I also found kudzu FO at natures garden.  I'm not aware of what kudzu actually smells like if at all.  The FO has a clean slighty sweet smell that should be good in soap.


----------



## IanT (Aug 3, 2010)

I have not seen it done before.... the main reason Id be hesitant is that its very fibrous, maybe some of the young leaves could be used (and infused in oil), or if you were to possibly make wood dust out of it and use that as an exfolient, but Ive heard that people can get nasty reactions to that type of stuff... Id say safest bet for using bamboo would be the leaves...


----------



## PrairieCraft (Aug 3, 2010)

Hi Ian-
I figured Lindseyga was probably wanting to go out and hack down some kudzu and use it but Mountain Rose Herbs has it in powder form and the uses listed are pretty interesting.  It looks like the powder would be fine enough to incorporate into something.  

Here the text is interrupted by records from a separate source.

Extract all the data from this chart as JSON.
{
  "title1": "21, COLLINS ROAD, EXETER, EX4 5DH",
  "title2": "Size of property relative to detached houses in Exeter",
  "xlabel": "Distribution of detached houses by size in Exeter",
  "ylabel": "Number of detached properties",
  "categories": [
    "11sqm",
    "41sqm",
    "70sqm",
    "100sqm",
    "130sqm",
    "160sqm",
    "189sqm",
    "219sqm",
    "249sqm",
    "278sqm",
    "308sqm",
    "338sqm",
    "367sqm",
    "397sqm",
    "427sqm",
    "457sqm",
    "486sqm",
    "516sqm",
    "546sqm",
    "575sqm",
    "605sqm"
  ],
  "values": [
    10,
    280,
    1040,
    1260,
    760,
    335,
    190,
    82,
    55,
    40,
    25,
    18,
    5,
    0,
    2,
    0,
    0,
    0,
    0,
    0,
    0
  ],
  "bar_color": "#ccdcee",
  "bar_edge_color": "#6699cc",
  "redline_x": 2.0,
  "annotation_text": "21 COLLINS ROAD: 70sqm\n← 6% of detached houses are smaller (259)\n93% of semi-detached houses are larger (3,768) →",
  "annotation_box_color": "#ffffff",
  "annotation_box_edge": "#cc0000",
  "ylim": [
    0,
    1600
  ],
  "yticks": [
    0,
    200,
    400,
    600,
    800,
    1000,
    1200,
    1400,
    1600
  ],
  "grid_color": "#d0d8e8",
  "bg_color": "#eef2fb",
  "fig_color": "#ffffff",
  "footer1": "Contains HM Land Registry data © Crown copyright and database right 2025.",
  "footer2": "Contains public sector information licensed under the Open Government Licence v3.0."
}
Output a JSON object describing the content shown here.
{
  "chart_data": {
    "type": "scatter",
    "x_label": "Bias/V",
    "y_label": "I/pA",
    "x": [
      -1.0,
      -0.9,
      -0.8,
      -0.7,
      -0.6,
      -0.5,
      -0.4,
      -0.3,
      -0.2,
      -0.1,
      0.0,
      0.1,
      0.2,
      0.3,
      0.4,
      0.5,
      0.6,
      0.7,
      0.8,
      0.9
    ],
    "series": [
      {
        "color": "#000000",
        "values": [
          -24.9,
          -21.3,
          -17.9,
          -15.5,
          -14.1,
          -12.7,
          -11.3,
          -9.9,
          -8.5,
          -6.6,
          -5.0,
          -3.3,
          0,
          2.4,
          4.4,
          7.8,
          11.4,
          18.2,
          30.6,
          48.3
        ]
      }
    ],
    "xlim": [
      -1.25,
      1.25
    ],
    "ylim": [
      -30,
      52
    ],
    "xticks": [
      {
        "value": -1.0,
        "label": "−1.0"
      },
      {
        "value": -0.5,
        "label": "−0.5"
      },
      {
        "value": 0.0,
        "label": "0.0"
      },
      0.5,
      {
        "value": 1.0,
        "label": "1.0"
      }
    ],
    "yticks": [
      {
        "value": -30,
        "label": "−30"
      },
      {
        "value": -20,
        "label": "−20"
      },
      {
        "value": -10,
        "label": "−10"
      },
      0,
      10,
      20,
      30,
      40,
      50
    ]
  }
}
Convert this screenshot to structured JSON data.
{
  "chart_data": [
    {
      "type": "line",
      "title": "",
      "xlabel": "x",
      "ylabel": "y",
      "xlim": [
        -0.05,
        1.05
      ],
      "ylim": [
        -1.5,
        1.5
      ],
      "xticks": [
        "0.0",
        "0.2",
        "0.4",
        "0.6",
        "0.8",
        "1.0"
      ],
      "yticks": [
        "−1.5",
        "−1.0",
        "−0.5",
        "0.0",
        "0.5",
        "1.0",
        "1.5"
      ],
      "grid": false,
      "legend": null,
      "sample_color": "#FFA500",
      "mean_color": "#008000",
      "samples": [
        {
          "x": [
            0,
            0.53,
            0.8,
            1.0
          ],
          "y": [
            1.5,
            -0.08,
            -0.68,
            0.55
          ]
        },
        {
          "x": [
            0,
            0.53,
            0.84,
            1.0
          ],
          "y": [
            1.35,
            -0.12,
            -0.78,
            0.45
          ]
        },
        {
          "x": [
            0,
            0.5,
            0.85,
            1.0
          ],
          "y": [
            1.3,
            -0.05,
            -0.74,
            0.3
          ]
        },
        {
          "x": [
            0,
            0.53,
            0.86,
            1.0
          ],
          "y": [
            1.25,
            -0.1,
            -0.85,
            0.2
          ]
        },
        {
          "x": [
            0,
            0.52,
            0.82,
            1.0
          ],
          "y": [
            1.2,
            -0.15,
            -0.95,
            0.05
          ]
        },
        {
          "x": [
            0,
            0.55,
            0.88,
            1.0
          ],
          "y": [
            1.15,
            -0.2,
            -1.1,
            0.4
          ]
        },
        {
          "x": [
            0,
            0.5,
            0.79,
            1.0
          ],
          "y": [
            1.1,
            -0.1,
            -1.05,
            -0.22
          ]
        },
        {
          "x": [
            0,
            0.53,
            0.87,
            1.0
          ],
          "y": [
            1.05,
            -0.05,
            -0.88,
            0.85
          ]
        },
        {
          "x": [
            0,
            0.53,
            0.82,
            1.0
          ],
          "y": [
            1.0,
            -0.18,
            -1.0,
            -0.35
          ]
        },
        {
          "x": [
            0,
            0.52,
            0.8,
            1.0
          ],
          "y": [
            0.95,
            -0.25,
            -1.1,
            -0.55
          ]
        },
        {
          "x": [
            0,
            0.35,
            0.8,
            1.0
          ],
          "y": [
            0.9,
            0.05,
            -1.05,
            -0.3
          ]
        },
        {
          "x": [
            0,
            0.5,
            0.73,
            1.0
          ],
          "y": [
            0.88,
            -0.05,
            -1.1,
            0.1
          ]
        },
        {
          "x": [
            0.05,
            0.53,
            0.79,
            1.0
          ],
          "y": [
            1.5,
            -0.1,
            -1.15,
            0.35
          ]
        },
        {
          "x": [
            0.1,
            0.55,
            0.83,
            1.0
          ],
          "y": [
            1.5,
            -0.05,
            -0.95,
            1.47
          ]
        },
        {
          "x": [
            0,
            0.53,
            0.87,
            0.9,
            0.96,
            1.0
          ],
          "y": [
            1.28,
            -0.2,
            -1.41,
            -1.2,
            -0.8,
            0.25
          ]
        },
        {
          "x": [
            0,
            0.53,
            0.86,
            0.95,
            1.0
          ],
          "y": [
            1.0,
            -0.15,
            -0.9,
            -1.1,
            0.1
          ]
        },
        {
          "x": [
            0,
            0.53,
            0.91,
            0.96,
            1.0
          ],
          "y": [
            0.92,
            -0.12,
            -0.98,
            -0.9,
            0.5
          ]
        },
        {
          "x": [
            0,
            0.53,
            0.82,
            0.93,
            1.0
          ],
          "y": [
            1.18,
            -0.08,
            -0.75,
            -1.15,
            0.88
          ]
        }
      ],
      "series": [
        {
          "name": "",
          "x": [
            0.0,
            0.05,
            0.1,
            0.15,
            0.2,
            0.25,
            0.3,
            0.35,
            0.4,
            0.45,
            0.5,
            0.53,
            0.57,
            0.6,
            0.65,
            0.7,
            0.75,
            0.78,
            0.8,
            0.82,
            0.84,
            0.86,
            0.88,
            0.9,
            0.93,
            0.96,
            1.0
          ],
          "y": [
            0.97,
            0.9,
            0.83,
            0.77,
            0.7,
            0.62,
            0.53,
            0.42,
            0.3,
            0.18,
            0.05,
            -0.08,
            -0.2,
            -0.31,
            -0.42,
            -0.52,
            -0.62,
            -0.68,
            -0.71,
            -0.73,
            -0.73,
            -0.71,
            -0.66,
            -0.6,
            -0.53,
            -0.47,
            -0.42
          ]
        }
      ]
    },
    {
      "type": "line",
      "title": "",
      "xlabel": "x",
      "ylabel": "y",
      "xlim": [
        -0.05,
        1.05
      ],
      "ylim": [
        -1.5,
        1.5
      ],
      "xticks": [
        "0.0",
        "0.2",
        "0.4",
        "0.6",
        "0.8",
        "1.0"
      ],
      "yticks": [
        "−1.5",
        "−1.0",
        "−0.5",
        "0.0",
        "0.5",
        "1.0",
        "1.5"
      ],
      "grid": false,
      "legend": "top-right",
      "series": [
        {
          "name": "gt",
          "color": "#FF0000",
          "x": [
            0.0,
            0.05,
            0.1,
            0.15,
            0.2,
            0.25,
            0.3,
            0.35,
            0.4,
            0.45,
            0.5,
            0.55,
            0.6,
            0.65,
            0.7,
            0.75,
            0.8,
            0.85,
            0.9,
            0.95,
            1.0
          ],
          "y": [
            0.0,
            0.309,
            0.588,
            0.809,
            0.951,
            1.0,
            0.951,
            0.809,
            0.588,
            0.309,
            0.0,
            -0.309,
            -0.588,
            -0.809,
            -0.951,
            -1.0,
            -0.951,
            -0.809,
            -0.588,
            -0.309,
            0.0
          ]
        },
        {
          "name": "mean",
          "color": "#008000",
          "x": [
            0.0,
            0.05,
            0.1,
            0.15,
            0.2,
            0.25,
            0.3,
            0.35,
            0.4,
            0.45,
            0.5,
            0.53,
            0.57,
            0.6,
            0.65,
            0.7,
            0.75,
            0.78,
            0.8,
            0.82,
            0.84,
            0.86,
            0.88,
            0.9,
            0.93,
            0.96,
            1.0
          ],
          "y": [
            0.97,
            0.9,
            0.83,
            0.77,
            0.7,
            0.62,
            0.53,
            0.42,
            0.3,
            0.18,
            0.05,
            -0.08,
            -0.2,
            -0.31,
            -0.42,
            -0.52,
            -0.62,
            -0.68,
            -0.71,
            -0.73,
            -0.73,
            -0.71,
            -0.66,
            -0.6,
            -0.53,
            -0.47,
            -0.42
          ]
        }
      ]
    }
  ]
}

You use a lot of herbs, right?  Have you ever used this one?  There is so much available at MRH, it's overwhelming.  Are there any herbs that you can recommend that are good in B&B products?  Beyond lavender powder and flowers and a couple things used for either an exfoliant or colorant, I haven't ventured into this territory yet.


----------



## IanT (Aug 3, 2010)

PrairieCraft said:
			
		

> Hi Ian-
> I figured Lindseyga was probably wanting to go out and hack down some kudzu and use it but Mountain Rose Herbs has it in powder form and the uses listed are pretty interesting.  It looks like the powder would be fine enough to incorporate into something.
> 
> You use a lot of herbs, right?  Have you ever used this one?  There is so much available at MRH, it's overwhelming.  Are there any herbs that you can recommend that are good in B&B products?  Beyond lavender powder and flowers and a couple things used for either an exfoliant or colorant, I haven't ventured into this territory yet.



To be honest, never heard of kudzu before today!

Yup I use quite a bit of herbs, as far as recommendations.... Oh I could go on and on... Might need to do it through PM  hit me up  and let me know if youre still interested


----------



## agriffin (Aug 4, 2010)

I love Mountain Rose Herbs!  I get herbs and teas from there.  I also get plantain and chickweed for balms.


----------



## funnyfarm319 (Aug 5, 2010)

When i ordered my last tussah silk the lady sent me a sample of bamboo and silk fiber they had made.  it is sooooooo soft.    Do you think this might work the same way just silk would..   (it is just a sample i guess i could try it)  

What would benefit does bamboo have?


----------